The boy who asked that last question was a beautiful child of about twelve; flushed with the first dreams of manhood, he looked ready, nay, eager to run off with the army. “Don’t you believe it for a minute, son,” Gaius Philippus said, speaking with an earnestness Marcus had rarely heard him use. “Soldiering’s a trade like any other, a bit dirtier than most, maybe. Go at it for the glory and you’ll die too damned young.”

The boy stared in disbelief, as if hearing one of the monks curse Phos. His face crumpled. Tears come hard at twelve, and scald when they fall.

“Why are you after doing that to the lad?” Viridovix demanded. “Sure and there’s no harm in feeding his dreams a mite.”

“Isn’t there?” The centurion’s voice was like a slamming door. “My younger brother thought that way. He’s thirty years
dead now.” He looked stonily at the Celt, daring him to take it further. Viridovix reddened and kept still.

Despite the peregrinations of the day before, Scaurus learned Amorion was only about four days’ march southeast. Aptos’ adults pointed the way, though no one seemed eager to lead the Romans there. Still, as one plump fellow declared with the optimism of rustics everywhere, “You can’t miss it.”

“Maybe not, but watch us try,” Gaius Philippus muttered to himself. Marcus was inclined to agree with him. All too often a landmark was a landmark because a local saw it every day of his life. To a stranger, it was just another tree or hill or barn.

Worse, the rain returned at dawn the next day, not with the vicious onslaught it had shown before, but a steady downpour riding the seawind south.
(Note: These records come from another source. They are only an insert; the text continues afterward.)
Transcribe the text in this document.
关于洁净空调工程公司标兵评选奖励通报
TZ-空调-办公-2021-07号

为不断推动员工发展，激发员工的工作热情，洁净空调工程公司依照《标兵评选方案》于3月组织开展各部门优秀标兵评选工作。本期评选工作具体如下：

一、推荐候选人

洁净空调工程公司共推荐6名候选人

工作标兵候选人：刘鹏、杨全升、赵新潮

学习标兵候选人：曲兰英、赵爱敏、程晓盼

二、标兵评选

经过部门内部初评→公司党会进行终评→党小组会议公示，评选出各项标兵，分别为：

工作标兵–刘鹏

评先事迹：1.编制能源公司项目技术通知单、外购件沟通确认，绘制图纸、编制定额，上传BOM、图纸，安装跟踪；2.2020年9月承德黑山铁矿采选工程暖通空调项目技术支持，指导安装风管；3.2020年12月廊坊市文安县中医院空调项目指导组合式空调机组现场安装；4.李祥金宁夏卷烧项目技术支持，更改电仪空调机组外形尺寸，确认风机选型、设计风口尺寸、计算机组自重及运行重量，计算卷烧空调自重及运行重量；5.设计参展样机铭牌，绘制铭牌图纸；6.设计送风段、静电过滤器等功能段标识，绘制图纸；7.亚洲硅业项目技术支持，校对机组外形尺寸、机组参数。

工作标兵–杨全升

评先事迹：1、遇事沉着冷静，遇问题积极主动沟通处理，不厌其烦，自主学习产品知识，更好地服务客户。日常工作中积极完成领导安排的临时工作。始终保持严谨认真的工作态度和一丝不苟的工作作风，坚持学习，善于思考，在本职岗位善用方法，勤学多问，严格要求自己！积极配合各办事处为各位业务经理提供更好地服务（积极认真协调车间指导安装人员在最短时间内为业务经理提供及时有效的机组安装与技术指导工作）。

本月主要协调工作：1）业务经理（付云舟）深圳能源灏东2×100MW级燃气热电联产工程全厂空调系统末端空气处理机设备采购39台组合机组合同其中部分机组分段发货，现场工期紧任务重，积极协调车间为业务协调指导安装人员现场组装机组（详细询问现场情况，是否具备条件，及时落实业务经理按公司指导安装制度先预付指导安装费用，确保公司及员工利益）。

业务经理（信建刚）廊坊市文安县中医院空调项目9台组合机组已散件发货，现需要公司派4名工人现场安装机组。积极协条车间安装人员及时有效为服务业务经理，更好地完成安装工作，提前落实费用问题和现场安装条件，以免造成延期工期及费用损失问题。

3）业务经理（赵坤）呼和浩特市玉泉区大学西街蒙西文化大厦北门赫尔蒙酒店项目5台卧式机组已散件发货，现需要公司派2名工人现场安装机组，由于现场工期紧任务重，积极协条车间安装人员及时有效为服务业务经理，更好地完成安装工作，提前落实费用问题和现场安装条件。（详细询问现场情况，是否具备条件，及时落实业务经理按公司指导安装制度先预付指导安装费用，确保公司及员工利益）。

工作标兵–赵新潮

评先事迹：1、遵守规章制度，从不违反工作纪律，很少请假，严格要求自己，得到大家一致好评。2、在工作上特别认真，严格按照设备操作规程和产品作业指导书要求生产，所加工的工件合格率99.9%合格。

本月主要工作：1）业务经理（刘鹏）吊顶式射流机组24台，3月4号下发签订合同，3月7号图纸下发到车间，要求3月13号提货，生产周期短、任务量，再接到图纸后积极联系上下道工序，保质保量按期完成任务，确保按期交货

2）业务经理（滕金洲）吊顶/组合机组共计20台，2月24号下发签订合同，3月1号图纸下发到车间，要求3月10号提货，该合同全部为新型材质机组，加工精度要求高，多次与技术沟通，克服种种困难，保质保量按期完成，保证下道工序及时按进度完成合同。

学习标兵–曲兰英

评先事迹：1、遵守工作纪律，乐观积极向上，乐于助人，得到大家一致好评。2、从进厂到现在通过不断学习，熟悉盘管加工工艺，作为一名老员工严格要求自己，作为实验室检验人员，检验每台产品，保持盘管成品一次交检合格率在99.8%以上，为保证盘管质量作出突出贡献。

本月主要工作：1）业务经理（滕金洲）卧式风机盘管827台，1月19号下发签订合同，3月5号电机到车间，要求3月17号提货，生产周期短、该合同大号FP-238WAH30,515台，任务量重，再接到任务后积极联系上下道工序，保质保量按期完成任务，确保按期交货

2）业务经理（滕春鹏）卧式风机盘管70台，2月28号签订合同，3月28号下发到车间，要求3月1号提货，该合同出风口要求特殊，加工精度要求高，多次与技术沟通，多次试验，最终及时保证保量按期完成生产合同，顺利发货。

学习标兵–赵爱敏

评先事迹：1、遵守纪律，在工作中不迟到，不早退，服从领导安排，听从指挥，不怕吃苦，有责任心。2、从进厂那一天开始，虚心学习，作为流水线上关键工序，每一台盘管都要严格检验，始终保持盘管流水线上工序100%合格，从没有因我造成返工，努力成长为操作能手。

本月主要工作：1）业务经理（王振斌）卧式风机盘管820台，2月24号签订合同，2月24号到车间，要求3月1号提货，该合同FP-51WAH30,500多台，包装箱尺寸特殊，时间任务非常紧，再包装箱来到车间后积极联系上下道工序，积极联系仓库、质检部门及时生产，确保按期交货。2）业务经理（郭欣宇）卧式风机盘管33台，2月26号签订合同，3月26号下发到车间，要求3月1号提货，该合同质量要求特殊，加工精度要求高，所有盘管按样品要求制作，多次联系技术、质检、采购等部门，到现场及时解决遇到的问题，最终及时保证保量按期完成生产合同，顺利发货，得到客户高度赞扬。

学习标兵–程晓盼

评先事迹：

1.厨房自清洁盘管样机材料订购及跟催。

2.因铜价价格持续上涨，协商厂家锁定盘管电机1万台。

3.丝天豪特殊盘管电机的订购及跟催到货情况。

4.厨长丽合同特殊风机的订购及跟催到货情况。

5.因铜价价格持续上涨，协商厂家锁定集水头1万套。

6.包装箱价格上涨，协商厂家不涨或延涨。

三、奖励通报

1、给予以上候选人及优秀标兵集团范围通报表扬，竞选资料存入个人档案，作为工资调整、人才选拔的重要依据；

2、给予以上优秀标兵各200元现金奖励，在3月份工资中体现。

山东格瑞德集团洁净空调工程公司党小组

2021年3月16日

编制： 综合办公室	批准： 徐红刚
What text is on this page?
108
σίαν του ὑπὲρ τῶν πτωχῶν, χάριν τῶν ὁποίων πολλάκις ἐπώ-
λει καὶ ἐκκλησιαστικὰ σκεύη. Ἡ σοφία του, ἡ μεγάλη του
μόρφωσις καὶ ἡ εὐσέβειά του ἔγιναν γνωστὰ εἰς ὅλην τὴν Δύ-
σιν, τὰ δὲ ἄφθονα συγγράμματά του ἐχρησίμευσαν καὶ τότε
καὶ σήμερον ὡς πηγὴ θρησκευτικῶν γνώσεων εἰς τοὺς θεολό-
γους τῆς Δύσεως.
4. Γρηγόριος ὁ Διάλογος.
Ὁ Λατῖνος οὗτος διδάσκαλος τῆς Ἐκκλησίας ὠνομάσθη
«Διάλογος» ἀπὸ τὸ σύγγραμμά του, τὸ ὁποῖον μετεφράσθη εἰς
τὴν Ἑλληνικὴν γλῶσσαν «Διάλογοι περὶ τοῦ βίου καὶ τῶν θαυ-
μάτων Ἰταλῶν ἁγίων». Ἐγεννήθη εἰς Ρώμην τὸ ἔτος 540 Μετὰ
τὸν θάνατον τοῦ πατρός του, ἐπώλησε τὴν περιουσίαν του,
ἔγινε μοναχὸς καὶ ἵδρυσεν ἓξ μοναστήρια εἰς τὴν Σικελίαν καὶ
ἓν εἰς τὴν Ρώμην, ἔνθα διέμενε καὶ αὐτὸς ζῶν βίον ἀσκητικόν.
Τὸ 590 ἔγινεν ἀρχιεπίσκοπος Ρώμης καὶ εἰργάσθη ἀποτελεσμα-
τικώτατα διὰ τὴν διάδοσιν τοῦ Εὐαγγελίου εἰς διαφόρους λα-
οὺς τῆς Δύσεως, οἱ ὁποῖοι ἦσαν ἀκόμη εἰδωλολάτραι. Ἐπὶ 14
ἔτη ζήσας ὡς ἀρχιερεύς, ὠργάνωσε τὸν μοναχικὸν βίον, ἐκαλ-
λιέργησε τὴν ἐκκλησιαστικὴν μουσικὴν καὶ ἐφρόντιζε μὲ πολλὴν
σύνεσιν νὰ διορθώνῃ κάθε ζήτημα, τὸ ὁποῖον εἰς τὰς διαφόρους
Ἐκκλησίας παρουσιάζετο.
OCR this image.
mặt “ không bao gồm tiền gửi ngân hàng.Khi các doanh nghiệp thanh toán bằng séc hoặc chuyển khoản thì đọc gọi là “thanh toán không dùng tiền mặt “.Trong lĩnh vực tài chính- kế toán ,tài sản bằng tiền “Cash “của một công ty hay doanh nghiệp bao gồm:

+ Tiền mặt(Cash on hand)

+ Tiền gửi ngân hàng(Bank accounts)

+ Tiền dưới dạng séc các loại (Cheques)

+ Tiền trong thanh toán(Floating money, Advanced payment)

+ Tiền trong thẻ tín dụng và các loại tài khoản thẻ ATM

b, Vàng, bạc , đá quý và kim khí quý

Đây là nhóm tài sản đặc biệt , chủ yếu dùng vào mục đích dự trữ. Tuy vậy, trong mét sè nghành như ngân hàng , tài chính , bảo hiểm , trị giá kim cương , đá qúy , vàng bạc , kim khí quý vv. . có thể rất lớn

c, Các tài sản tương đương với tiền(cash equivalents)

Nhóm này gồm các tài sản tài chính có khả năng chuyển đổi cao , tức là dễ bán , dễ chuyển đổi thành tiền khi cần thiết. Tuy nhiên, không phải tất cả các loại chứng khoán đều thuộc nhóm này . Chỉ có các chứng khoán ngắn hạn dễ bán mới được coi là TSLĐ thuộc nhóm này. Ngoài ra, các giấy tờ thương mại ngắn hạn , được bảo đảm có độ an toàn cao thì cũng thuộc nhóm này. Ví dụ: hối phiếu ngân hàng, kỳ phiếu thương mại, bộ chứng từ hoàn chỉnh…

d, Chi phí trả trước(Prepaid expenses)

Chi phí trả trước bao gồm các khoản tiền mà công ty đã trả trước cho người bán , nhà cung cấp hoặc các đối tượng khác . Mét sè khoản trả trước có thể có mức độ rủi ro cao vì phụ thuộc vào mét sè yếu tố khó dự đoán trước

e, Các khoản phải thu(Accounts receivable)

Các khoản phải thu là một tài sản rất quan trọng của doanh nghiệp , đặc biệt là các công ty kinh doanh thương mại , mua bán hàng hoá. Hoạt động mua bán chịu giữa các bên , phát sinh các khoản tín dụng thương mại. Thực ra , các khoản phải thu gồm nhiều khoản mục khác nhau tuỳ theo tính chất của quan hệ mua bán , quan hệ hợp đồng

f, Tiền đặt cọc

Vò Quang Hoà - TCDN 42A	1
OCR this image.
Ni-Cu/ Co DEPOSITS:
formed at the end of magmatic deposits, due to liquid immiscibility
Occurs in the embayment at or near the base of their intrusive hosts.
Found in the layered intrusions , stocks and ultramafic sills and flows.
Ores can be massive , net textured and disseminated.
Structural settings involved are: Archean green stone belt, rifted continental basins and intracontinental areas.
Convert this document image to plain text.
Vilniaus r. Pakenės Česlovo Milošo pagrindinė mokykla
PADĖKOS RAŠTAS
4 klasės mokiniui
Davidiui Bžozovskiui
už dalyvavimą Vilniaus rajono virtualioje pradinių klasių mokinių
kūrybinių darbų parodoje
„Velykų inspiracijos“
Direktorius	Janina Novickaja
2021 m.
The road to Amorion, in bad shape already, soon became next to impossible. Wagons and traveling cars bogged down, axle-deep in greasy mud. Straining to push forward nonetheless, two horses in quick succession snapped legbones and had to be destroyed. The soldiers worked with their beasts to move the wains on, but progress was minute. The four days’ journey promised in Aptos seemed a cruel mockery.

“I feel like a drowned cat,” Gorgidas complained. Dapper by choice, the Greek was sadly disheveled now. His hair, its curl killed by hours of rain, splashed down onto his forehead and kept wandering into his eyes; his soaked mantle clung to him, more like a parasite than a garment. He was spattered with muck.

In short, he looked no different from any of his companions in wretchedness. Viridovix said so, loudly and profanely, perhaps hoping to jar him out of his misery and into a good soul-stirring fight. There was more subtlety to the Gaul than met the eye; Scaurus recalled his using that ploy before and succeeding.

But today the doctor would not rise to the bait. He squelched away in glum silence, a person from a sunny land hard-pressed to deal with foul weather. Viridovix, to whom rain was an everyday likelihood, was better prepared to cope with it.

The storm closed down visibility and pattered insistently off every horizontal surface. Thus the Romans, intent on their own concerns, were not aware of the newcomers until they loomed out of the watery curtain ahead.